Парамон и Аполлинария (Калиновская) - страница 81

И в слободе, и в деревнях за озером, и в интернате было темно в окнах. И небо совсем затянулось. В беспросветной ночи только едва-едва светила ей розовая Тимкина рубаха. Потеряв надежду добудиться его, она зашла в дом, в потемках нашарила на гвозде жакет и платок. В доме было тепло, по радио передавали песни. Она, не задерживаясь, вышла, уселась на дровах. И тут ей пришла мысль, что сидением она не поможет Тимке, если тот вдруг во сне засучит ногами и свалится. И тогда она снова вернулась в дом, наскоро попила из чайника, все так же впотьмах нашла под чердачной лестницей грабли и вилы и целый час, ругаясь, разоряла новую крышу сарая и стаскивала солому к столбу. Она наметала под ним хороший стожок, однако показалось — мало, и три большие подушки и две набитые сеном постели тоже улеглись под столбом.

— Тимофей Николаи-ич! — позвала она.

Но Тимке все еще спалось.

Слабо осветилось свечкой окно в учительском корпусе, погорело и снова погасло. Это не могла, но старалась уснуть Марина Капитоновна.

— А я села на ступеньку, — рассказывала баба Нюша, — руки в рукава сунула, да спину прислонила, да стала ждать. А больше делать нечего. И задремала. Как получилось — непонятно, а заснула. Слышу во сне — шуршит, и проснулась. Хоть и тихо шуршит, а на весь мир, даже страшно. Тимка, гляжу, спит, как спал, а радио в доме уже и не играет. Что шуршит-то? То снег сыпал, вот, снегом шуршало! Шшшш!..

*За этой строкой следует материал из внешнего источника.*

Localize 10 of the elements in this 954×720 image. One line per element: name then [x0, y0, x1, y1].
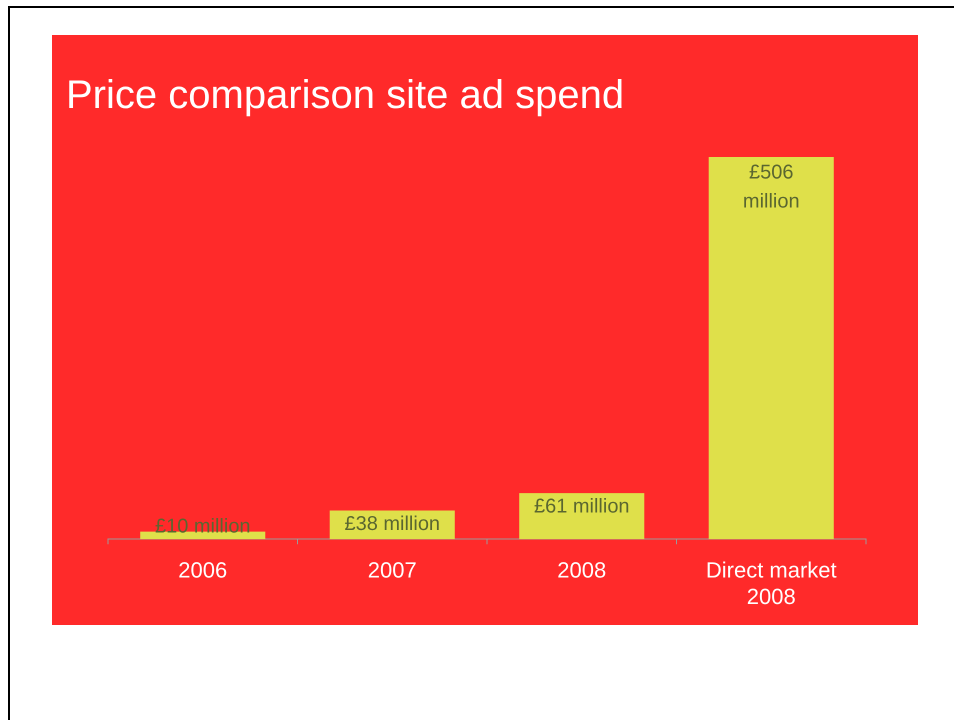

— А как же он слез, баба Нюша? — спросила я.

Баба Нюша рассердилась:

— А как — обыкновенно! Да про то неинтересно, слез, чего там!


— Папа наш был малюсенький, говорю, и умер рано. А мама и сейчас жива, белая и большая. Приезжает — распоряжается, чтоб каждый день пол мыть. Я, говорит, у себя в Ленинграде каждый день мою! Ну да, говорю я, вам досуг! А она мне: пока я тут, чтоб мыла, огрыза! И мою, хоть некогда. А бабы здешние — совсем иная картина, сама заметишь. В магазине девки стройные, строгие, в крахмальных халатах, в кружевных наколках. В столовой — крупные да ясноглазые, поворачиваются быстро, поругиваются весело. На ферме — сдобные, бело-розовые!.. На почте женщины серьезные, прически у всех парикмахерские, голоса командирские: «Кириллов! Кириллов! Алевтинка, ты, что ли? Дай-ка Вологду! Вологда? А мне, Вологда, Москву надо! А ждать-то некогда, срочно, срочно! Москва? Министерство? Примите телефонограмму!»

РИСУНОК НА ДНЕ

Маленький душный театр считался в городе прогрессивным и новаторским, поскольку его спектакли — авторов современных и тем более местных — отличались от классических приторных оперетт серьезным отношением к идее пьесы, и даже бесхитростная шутка тяготела к многозначительности, шутка-ягодка, например, к философичности, а шутка-лютик — к совершенно несуразным намекам. Но — ах! — Марица! И — ах! ах! — Сильва!